75% of Malaysia at risk of fire

75% of Malaysia at risk of fire

14 July 2009

published by thestar.com.my

Malaysia —

Some three-quarters of the country has been categorised as high-risk areas for fires and at least four peat fires have been reported in Selangor.

According to the Meteorological Department’s Fire Danger Rating System, the ignition potential of many parts of the country — from Selangor southwards, large sections of Pahang, the coastal areas of Terengganu and Kelantan, south Perak, the western half of Sarawak and east of Sabah — were extreme.

A department spokesperson said the areas listed as extreme could easily catch fire and would require “very strict enforcement” as well as high public awareness.

“If the Fine Fuel Moisture Code is red, it means a fire can easily start if someone drops a match.
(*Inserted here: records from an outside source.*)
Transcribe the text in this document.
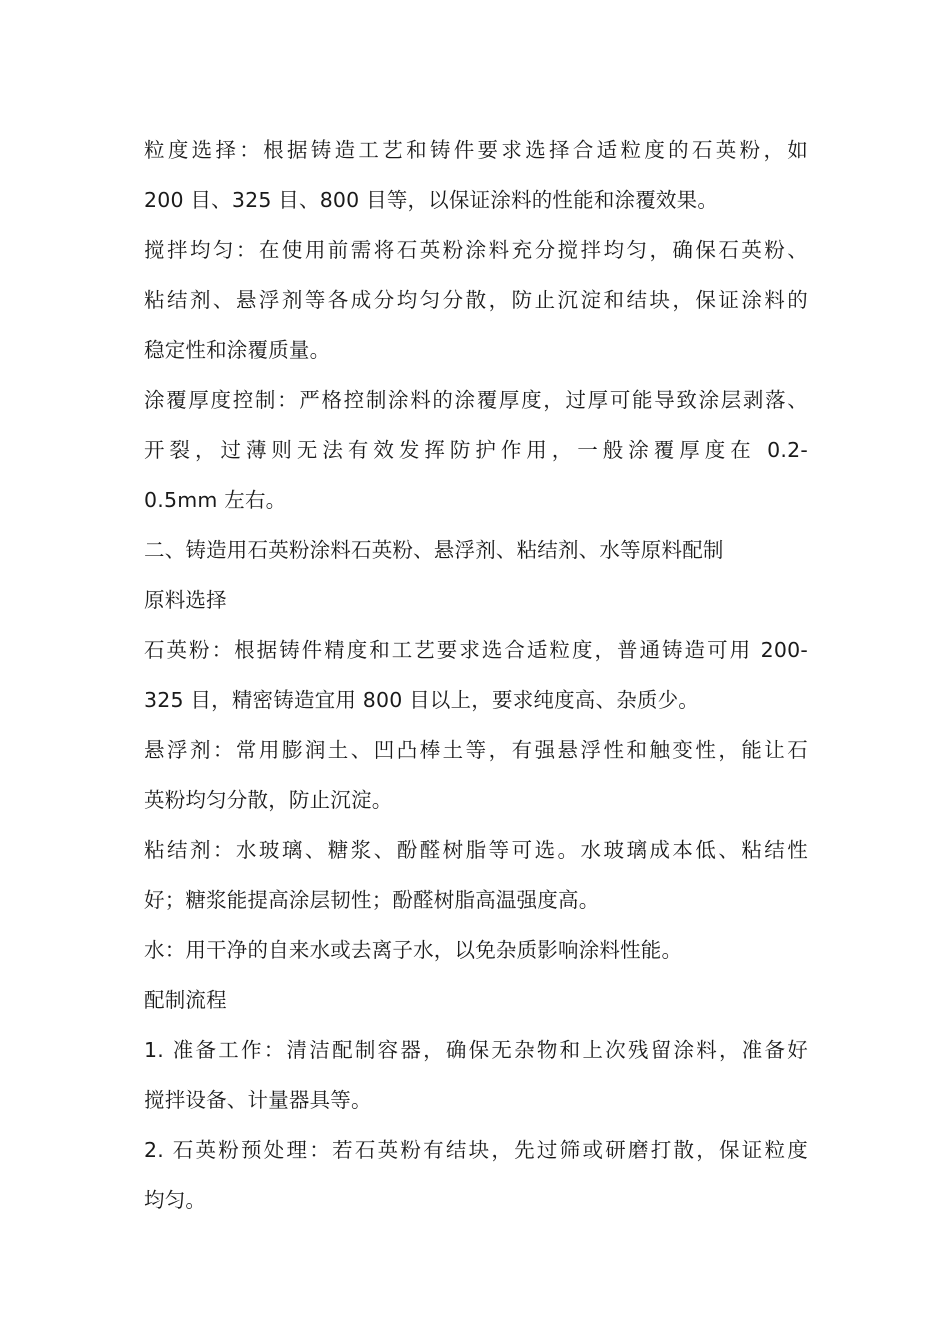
粒度选择：根据铸造工艺和铸件要求选择合适粒度的石英粉，如
200 目、325 目、800 目等，以保证涂料的性能和涂覆效果。
搅拌均匀：在使用前需将石英粉涂料充分搅拌均匀，确保石英粉、
粘结剂、悬浮剂等各成分均匀分散，防止沉淀和结块，保证涂料的
稳定性和涂覆质量。
涂覆厚度控制：严格控制涂料的涂覆厚度，过厚可能导致涂层剥落、
开裂，过薄则无法有效发挥防护作用，一般涂覆厚度在 0.2-
0.5mm 左右。
二、铸造用石英粉涂料石英粉、悬浮剂、粘结剂、水等原料配制
原料选择
石英粉：根据铸件精度和工艺要求选合适粒度，普通铸造可用 200-
325 目，精密铸造宜用 800 目以上，要求纯度高、杂质少。
悬浮剂：常用膨润土、凹凸棒土等，有强悬浮性和触变性，能让石
英粉均匀分散，防止沉淀。
粘结剂：水玻璃、糖浆、酚醛树脂等可选。水玻璃成本低、粘结性
好；糖浆能提高涂层韧性；酚醛树脂高温强度高。
水：用干净的自来水或去离子水，以免杂质影响涂料性能。
配制流程
1. 准备工作：清洁配制容器，确保无杂物和上次残留涂料，准备好
搅拌设备、计量器具等。
2. 石英粉预处理：若石英粉有结块，先过筛或研磨打散，保证粒度
均匀。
We must be careful not to conduct burning in a red area as fire can spread fast,” she said.

Besides human-induced fires, she said fires could also be caused by lightning but it was unlikely due to Malaysia’s humid climate.

The code, which is a numerical rating of the moisture content of litter and other cured fine fuels (such as grass, bushes and dried leaves), is used as an indicator of ignition potential or the potential for fires to start and spread in the area.

It is affected by temperature, relative humidity, rainfall and wind speed.

Although many parts of the country could catch fire easily, the spokesperson said there was no cause for alarm as the intensity of the fires would only range from low to moderate.

According to the Fire Weather Index, about 80% of the country fall in the low and moderate range.

Fires of low intensity are self-extinguishing, while moderate fires can easily be suppressed with a hose.

Those in the high range would require a power pump to be extinguished.

Some parts of Selangor fell in the extreme category, with Fire and Rescue Department deputy director (operations) Abdul Razak Muda confirming there were fires in four areas — Kampung Batu 9, Jalan Kebun, Klang, Pulau Kempas and Bestari Jaya.

“Only the fire in Bestari Jaya has been put out completely. We believe that the fires were caused by farmers who carried out open burning,” he said.